The show had also sketched out some of Kamel’s backstory before this episode, such as a scene where he chooses to sleep in his car because he needed to log more driving hours to make ends meet. Here, his financial difficulties are multiplied by his purchase of a luxury car for Uber Black, a decision the company has encouraged and supported by a loan program. But in the fascinating dashboard video of Kamel confronting a defensive Kalanick, it’s clear that the company’s drivers, once enticed by big incentives to work for Uber, are now hanging on by low prices, no tips. and low commissions. The plan for passengers and drivers is the same: spend billions in venture capital money to kill the taxi industry and get them on board, then rush them later when they have nowhere to go. . Travis feels perfectly content being a “shitty company.”

It is therefore with a smug wink that he gathers the press for an unofficial dinner and announces: “I am not a rapacious industrialist. I’m just a man with a vision that changes the world and exceeds all expectations. Even with a communications team desperate for Travis to make peace with the press and avoid a long list of controversial topics, he can’t help but casually peacock for reporters or air his grievances about their supposedly unfair coverage. At the other end of the table, Emil uses “off the record” as blanket immunity for startling slander against journalists, especially one named Olivia whom the company was researching against, with the intention of reveal as a “bitch” who cheats. on her husband.
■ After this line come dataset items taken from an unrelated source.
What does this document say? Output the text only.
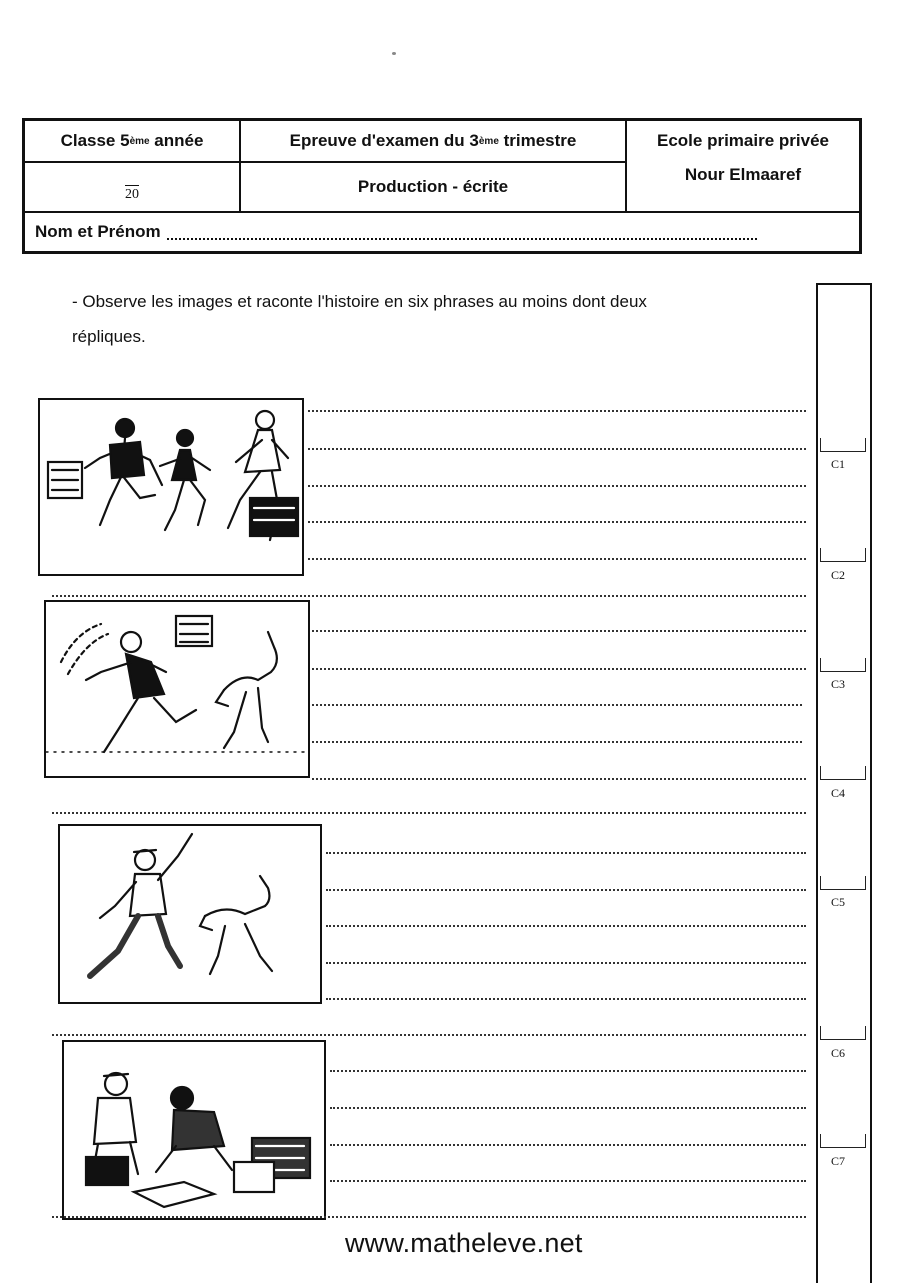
Classe 5 ème année	Epreuve d'examen du 3 ème trimestre	Ecole primaire privée
Nour Elmaaref
20	Production - écrite
Nom et Prénom
- Observe les images et raconte l'histoire en six phrases au moins dont deux
répliques.
C1
C2
C3
C4
C5
C6
C7
www.matheleve.net
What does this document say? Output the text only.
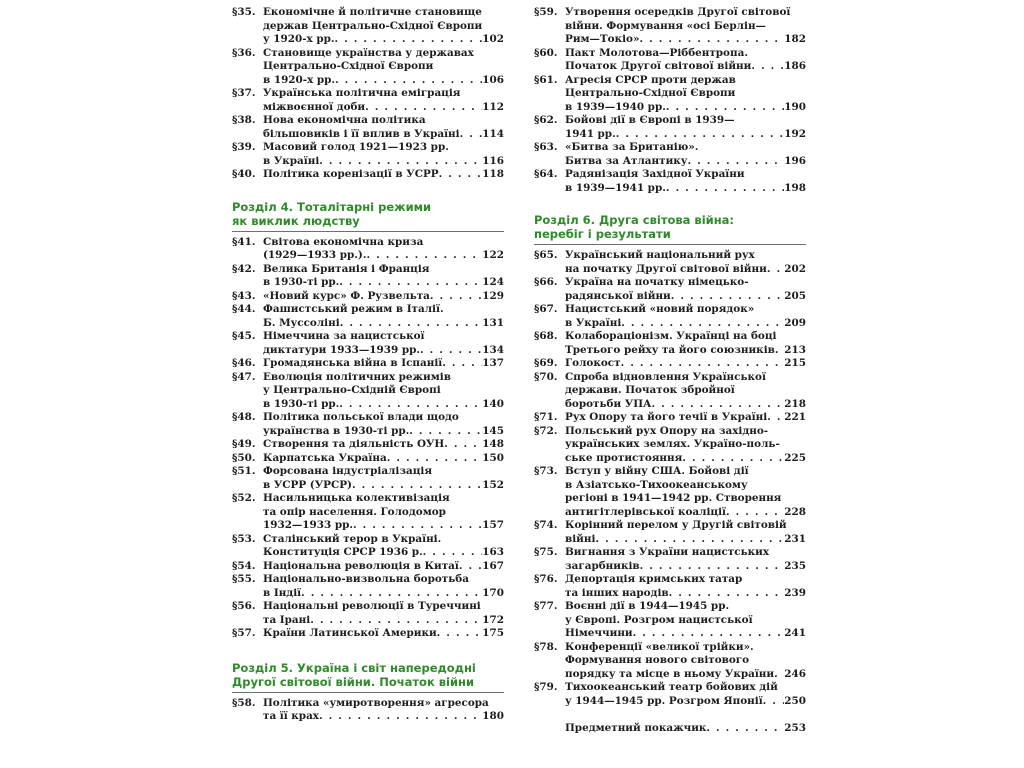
§35. Економічне й політичне становище
держав Центрально-Східної Європи
у 1920-х рр. . . .	102
§36. Становище українства у державах
Центрально-Східної Європи
в 1920-х рр. . . .	106
§37. Українська політична еміграція
міжвоєнної доби . . .	112
§38. Нова економічна політика
більшовиків і її вплив в Україні . . . 114
§39. Масовий голод 1921—1923 рр.
в Україні . . .	116
§40. Політика коренізації в УСРР . . .	118
Розділ 4. Тоталітарні режими
як виклик людству
§41. Світова економічна криза
(1929—1933 рр.). . . .	122
§42. Велика Британія і Франція
в 1930-ті рр. . . .	124
§43. «Новий курс» Ф. Рузвельта . . .	129
§44. Фашистський режим в Італії.
Б. Муссоліні . . .	131
§45. Німеччина за нацистської
диктатури 1933—1939 рр. . . .	134
§46. Громадянська війна в Іспанії . . .	137
§47. Еволюція політичних режимів
у Центрально-Східній Європі
в 1930-ті рр. . . .	140
§48. Політика польської влади щодо
українства в 1930-ті рр. . . .	145
§49. Створення та діяльність ОУН . . .	148
§50. Карпатська Україна . . .	150
§51. Форсована індустріалізація
в УСРР (УРСР) . . .	152
§52. Насильницька колективізація
та опір населення. Голодомор
1932—1933 рр. . . .	157
§53. Сталінський терор в Україні.
Конституція СРСР 1936 р. . . .	163
§54. Національна революція в Китаї . . . 167
§55. Національно-визвольна боротьба
в Індії . . .	170
§56. Національні революції в Туреччині
та Ірані . . .	172
§57. Країни Латинської Америки . . .	175
Розділ 5. Україна і світ напередодні
Другої світової війни. Початок війни
§58. Політика «умиротворення» агресора
та її крах . . .	180
§59. Утворення осередків Другої світової
війни. Формування «осі Берлін—
Рим—Токіо» . . .	182
§60. Пакт Молотова—Ріббентропа.
Початок Другої світової війни . . .	186
§61. Агресія СРСР проти держав
Центрально-Східної Європи
в 1939—1940 рр. . . .	190
§62. Бойові дії в Європі в 1939—
1941 рр. . . .	192
§63. «Битва за Британію».
Битва за Атлантику . . .	196
§64. Радянізація Західної України
в 1939—1941 рр. . . .	198
Розділ 6. Друга світова війна:
перебіг і результати
§65. Український національний рух
на початку Другої світової війни . . . 202
§66. Україна на початку німецько-
радянської війни . . .	205
§67. Нацистський «новий порядок»
в Україні . . .	209
§68. Колабораціонізм. Українці на боці
Третього рейху та його союзників . . . 213
§69. Голокост . . .	215
§70. Спроба відновлення Української
держави. Початок збройної
боротьби УПА . . .	218
§71. Рух Опору та його течії в Україні . . . 221
§72. Польський рух Опору на західно-
українських землях. Україно-поль-
ське протистояння . . .	225
§73. Вступ у війну США. Бойові дії
в Азіатсько-Тихоокеанському
регіоні в 1941—1942 рр. Створення
антигітлерівської коаліції . . .	228
§74. Корінний перелом у Другій світовій
війні . . .	231
§75. Вигнання з України нацистських
загарбників . . .	235
§76. Депортація кримських татар
та інших народів . . .	239
§77. Воєнні дії в 1944—1945 рр.
у Європі. Розгром нацистської
Німеччини . . .	241
§78. Конференції «великої трійки».
Формування нового світового
порядку та місце в ньому України . . . 246
§79. Тихоокеанський театр бойових дій
у 1944—1945 рр. Розгром Японії . . . 250
Предметний покажчик . . .	253
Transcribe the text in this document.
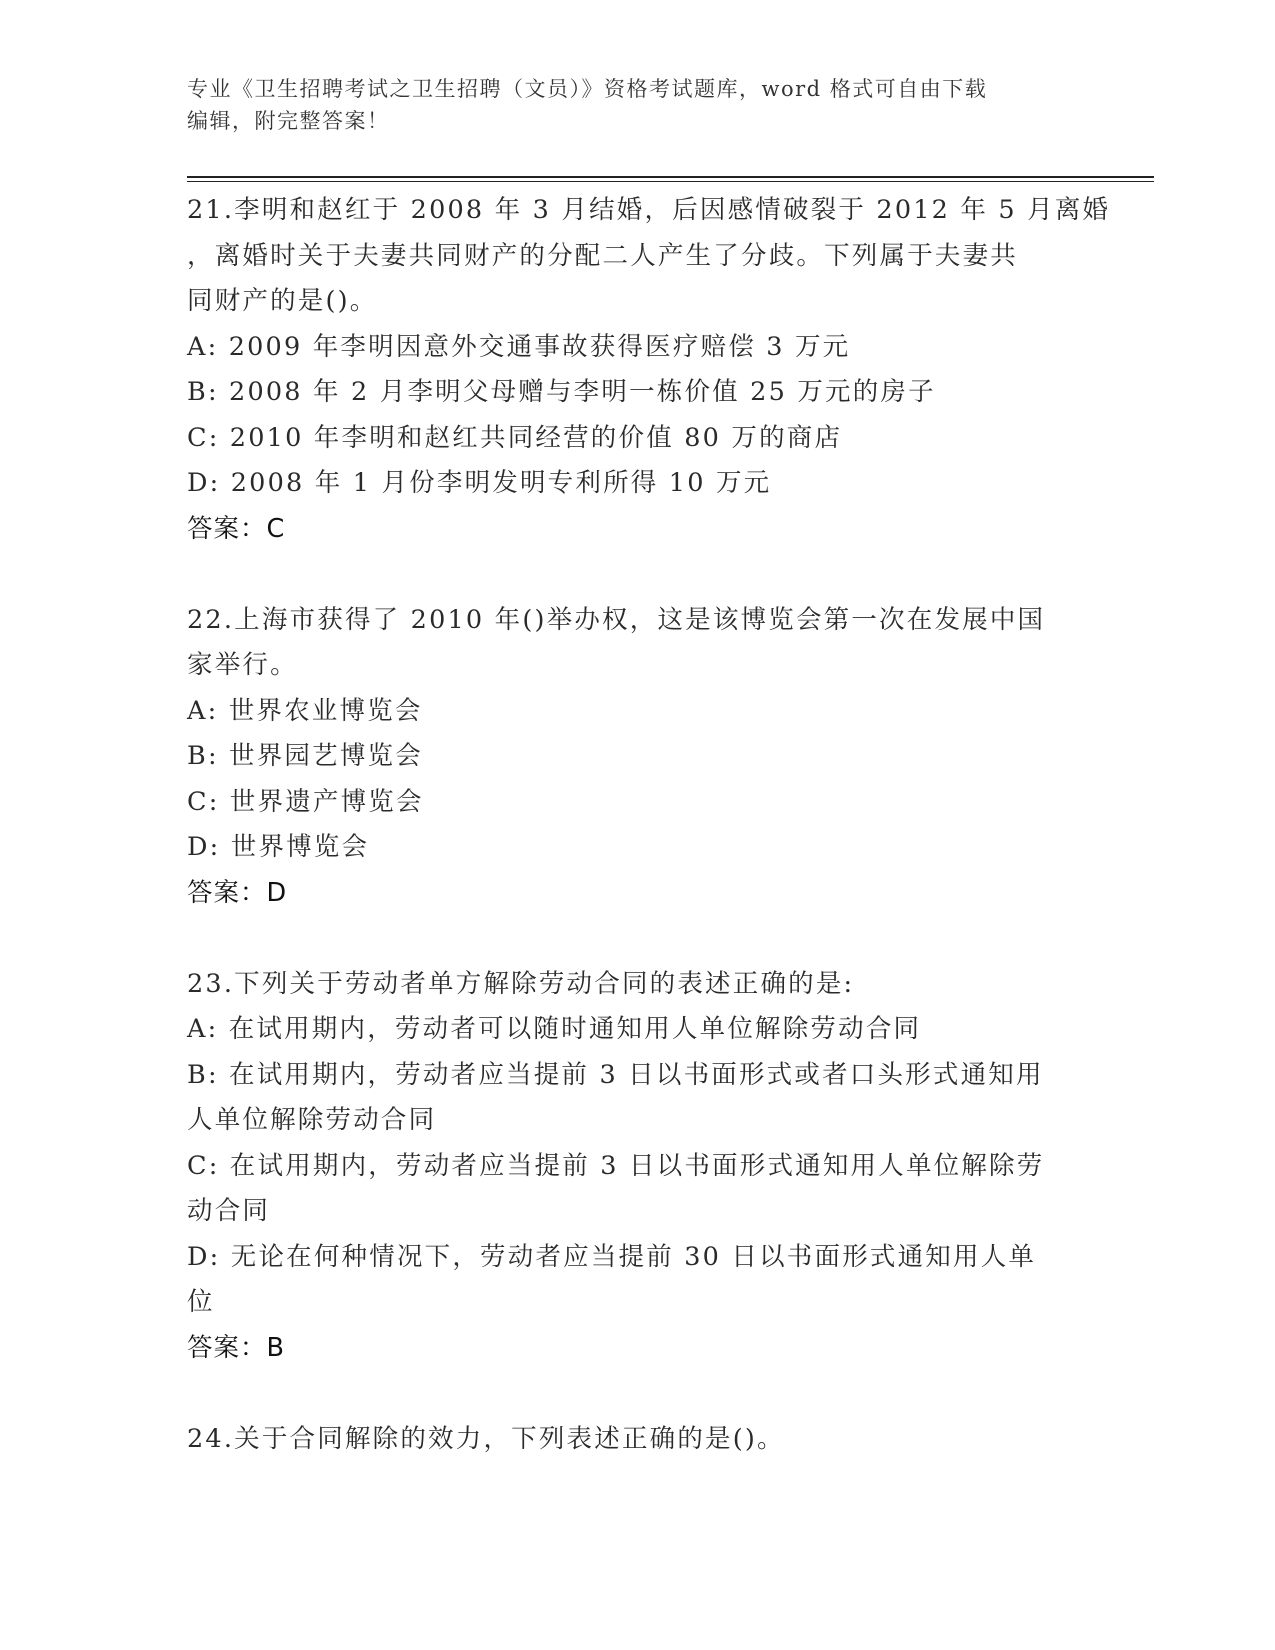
专业《卫生招聘考试之卫生招聘（文员）》资格考试题库，word 格式可自由下载
编辑，附完整答案！
21.李明和赵红于 2008 年 3 月结婚，后因感情破裂于 2012 年 5 月离婚
，离婚时关于夫妻共同财产的分配二人产生了分歧。下列属于夫妻共
同财产的是()。
A: 2009 年李明因意外交通事故获得医疗赔偿 3 万元
B: 2008 年 2 月李明父母赠与李明一栋价值 25 万元的房子
C: 2010 年李明和赵红共同经营的价值 80 万的商店
D: 2008 年 1 月份李明发明专利所得 10 万元
答案：C
22.上海市获得了 2010 年()举办权，这是该博览会第一次在发展中国
家举行。
A: 世界农业博览会
B: 世界园艺博览会
C: 世界遗产博览会
D: 世界博览会
答案：D
23.下列关于劳动者单方解除劳动合同的表述正确的是:
A: 在试用期内，劳动者可以随时通知用人单位解除劳动合同
B: 在试用期内，劳动者应当提前 3 日以书面形式或者口头形式通知用
人单位解除劳动合同
C: 在试用期内，劳动者应当提前 3 日以书面形式通知用人单位解除劳
动合同
D: 无论在何种情况下，劳动者应当提前 30 日以书面形式通知用人单
位
答案：B
24.关于合同解除的效力，下列表述正确的是()。
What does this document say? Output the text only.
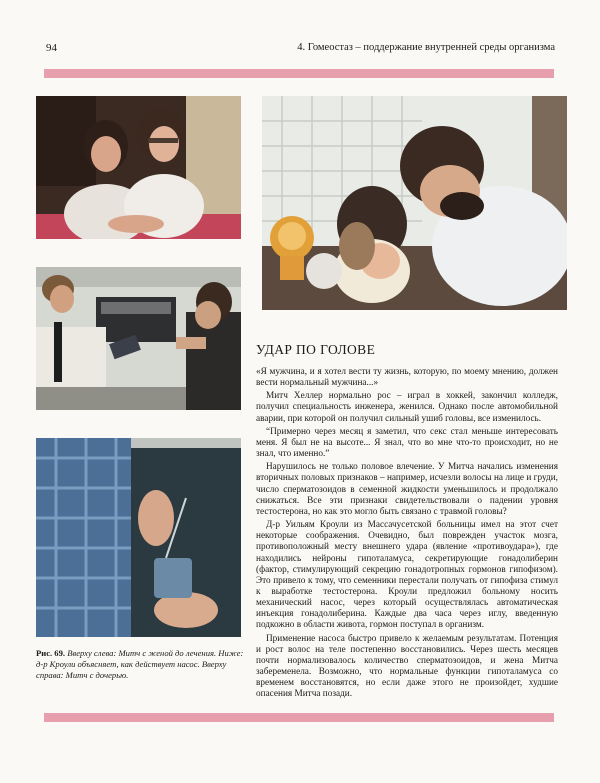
94	4. Гомеостаз – поддержание внутренней среды организма
Рис. 69. Вверху слева: Митч с женой до лечения. Ниже: д-р Кроули объясняет, как действует насос. Вверху справа: Митч с дочерью.
УДАР ПО ГОЛОВЕ

«Я мужчина, и я хотел вести ту жизнь, которую, по моему мнению, должен вести нормальный мужчина...»

Митч Хеллер нормально рос – играл в хоккей, закончил колледж, получил специальность инженера, женился. Однако после автомобильной аварии, при которой он получил сильный ушиб головы, все изменилось.

“Примерно через месяц я заметил, что секс стал меньше интересовать меня. Я был не на высоте... Я знал, что во мне что-то происходит, но не знал, что именно.”

Нарушилось не только половое влечение. У Митча начались изменения вторичных половых признаков – например, исчезли волосы на лице и груди, число сперматозоидов в семенной жидкости уменьшилось и продолжало снижаться. Все эти признаки свидетельствовали о падении уровня тестостерона, но как это могло быть связано с травмой головы?

Д-р Уильям Кроули из Массачусетской больницы имел на этот счет некоторые соображения. Очевидно, был поврежден участок мозга, противоположный месту внешнего удара (явление «противоудара»), где находились нейроны гипоталамуса, секретирующие гонадолиберин (фактор, стимулирующий секрецию гонадотропных гормонов гипофизом). Это привело к тому, что семенники перестали получать от гипофиза стимул к выработке тестостерона. Кроули предложил больному носить механический насос, через который осуществлялась автоматическая инъекция гонадолиберина. Каждые два часа через иглу, введенную подкожно в области живота, гормон поступал в организм.

Применение насоса быстро привело к желаемым результатам. Потенция и рост волос на теле постепенно восстановились. Через шесть месяцев почти нормализовалось количество сперматозоидов, и жена Митча забеременела. Возможно, что нормальные функции гипоталамуса со временем восстановятся, но если даже этого не произойдет, худшие опасения Митча позади.
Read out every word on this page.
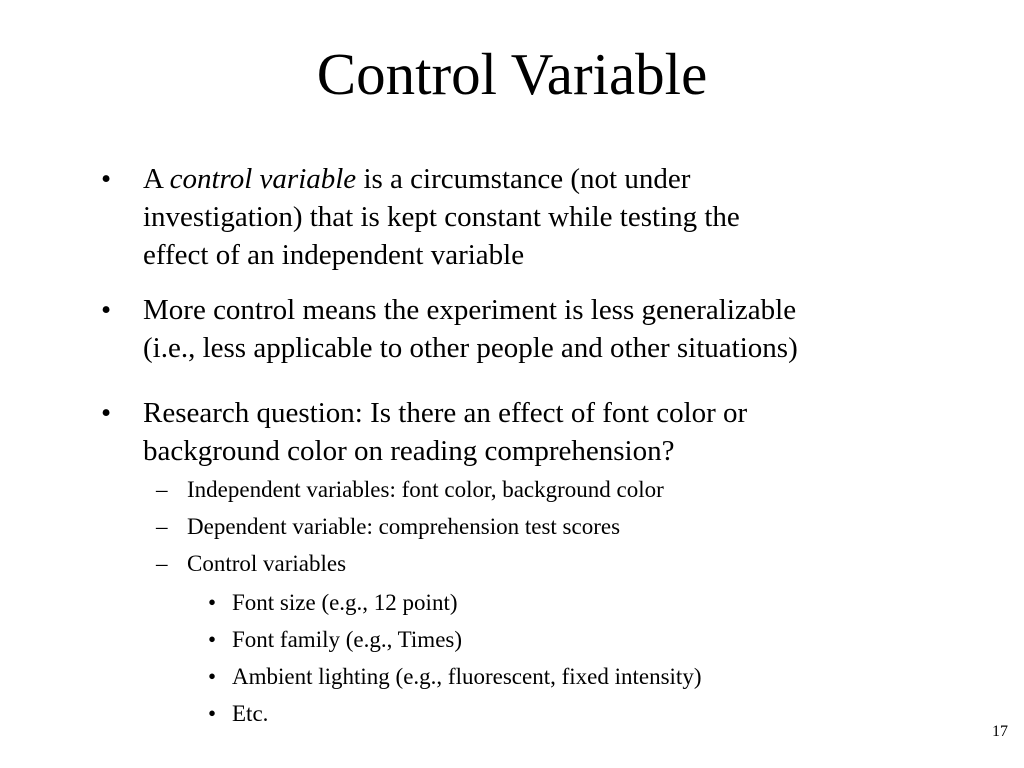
Control Variable
• A control variable is a circumstance (not under
investigation) that is kept constant while testing the
effect of an independent variable
• More control means the experiment is less generalizable
(i.e., less applicable to other people and other situations)
• Research question: Is there an effect of font color or
background color on reading comprehension?
– Independent variables: font color, background color
– Dependent variable: comprehension test scores
– Control variables
• Font size (e.g., 12 point)
• Font family (e.g., Times)
• Ambient lighting (e.g., fluorescent, fixed intensity)
• Etc.
17
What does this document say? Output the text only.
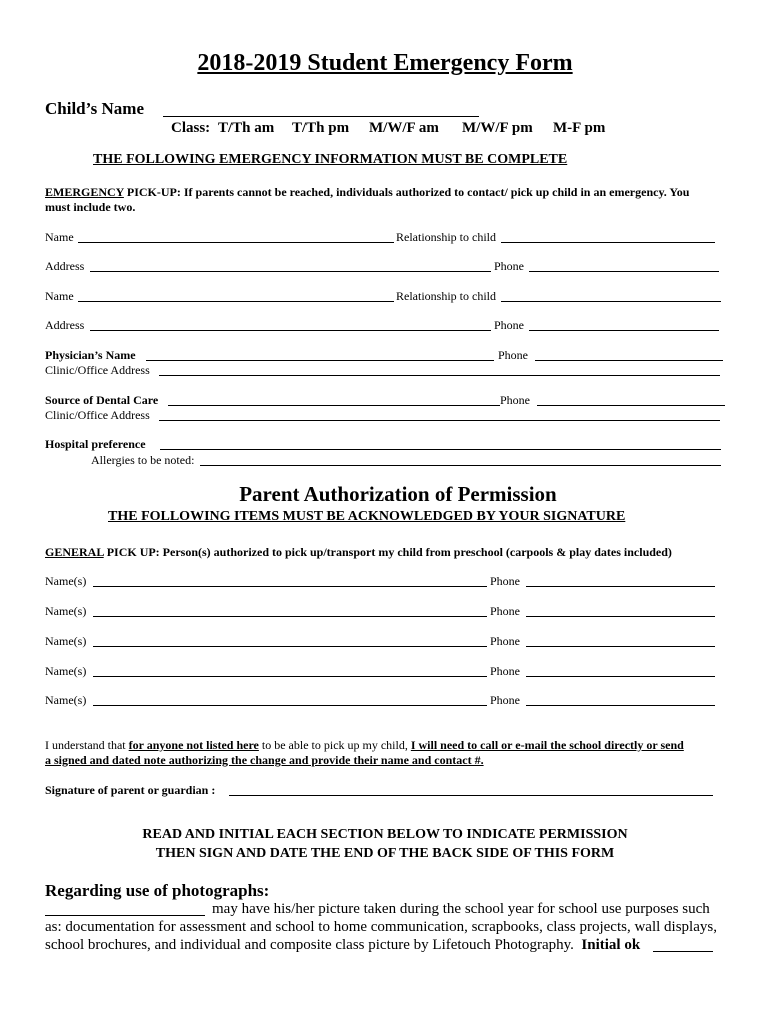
2018-2019 Student Emergency Form
Child’s Name
Class: T/Th am T/Th pm M/W/F am M/W/F pm M-F pm
THE FOLLOWING EMERGENCY INFORMATION MUST BE COMPLETE
EMERGENCY PICK-UP: If parents cannot be reached, individuals authorized to contact/ pick up child in an emergency. You
must include two.
Name	Relationship to child
Address	Phone
Name	Relationship to child
Address	Phone
Physician’s Name	Phone
Clinic/Office Address
Source of Dental Care	Phone
Clinic/Office Address
Hospital preference
Allergies to be noted:
Parent Authorization of Permission
THE FOLLOWING ITEMS MUST BE ACKNOWLEDGED BY YOUR SIGNATURE
GENERAL PICK UP: Person(s) authorized to pick up/transport my child from preschool (carpools & play dates included)
Name(s)	Phone
Name(s)	Phone
Name(s)	Phone
Name(s)	Phone
Name(s)	Phone
I understand that for anyone not listed here to be able to pick up my child, I will need to call or e-mail the school directly or send
a signed and dated note authorizing the change and provide their name and contact #.
Signature of parent or guardian :
READ AND INITIAL EACH SECTION BELOW TO INDICATE PERMISSION
THEN SIGN AND DATE THE END OF THE BACK SIDE OF THIS FORM
Regarding use of photographs:
may have his/her picture taken during the school year for school use purposes such
as: documentation for assessment and school to home communication, scrapbooks, class projects, wall displays,
school brochures, and individual and composite class picture by Lifetouch Photography. Initial ok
BuzzFeed reporter Ben Smith, who never accepted the company’s restrictions on the event, dutifully reports on it, creating another PR headache.

In the end, Cook’s interrogation results in a slap on the wrist, just as Travis predicted. Money forgives everything.

• Travis’ problems with women include those close to him. In an early scene, we never actually hear the “good news” Gabi wants to share with Travis, who is so buzzed with his own wins that he’s more interested in finding the Wii Remote. Afterwards, his mother tries to advise him on how to handle reports that Uber puts women and children at risk, an accusation that Travis dismisses as “college stuff.” She replies: “Except that you are no longer in college. You are a grown man and you have to take responsibility and face your problems head on. Sorry mom.

• “I have nothing but respect for Apple’s commitment to privacy” gets the open laugh it deserves.

• Not to be overwhelmed in the rapacious industrial department, Cook walks past Travis calling him out on worker abuse at Foxconn, the notorious company that makes Apple products, and ends the meeting by coldly announcing that the multi-billion dollar investment dollars from Uber in China is for nothing. Check and mate.

• At this point, the conversation turns to whether Travis’ various missteps are “survivable.” No doubt this will be fleshed out more in the next installment, but it’s telling that Travis’ decision to fire Anthony Levandowski from Google’s self-driving vehicle program is a far bigger misstep than his long list of management abuses. Losing money is, again, the only unforgivable crime in business.

• Most digits of super pumped are dramatized under their real names, but “Olivia” is an amalgamation of several journalists. In this episode, Olivia replaces Sarah Lacy, founder and EIC of PandoDaily. A full account of his battles with Kalanick and Uber can be found on Vox.

• Strongly Considered Upping the Rating to a Full Star for the Replacements “Here Comes a Regular” Needle Drop. The song is about people retiring to a bar “after a hard day of nothing at all”. A whole different feeling for an Uber employee than tapping into a barrel in Las Vegas.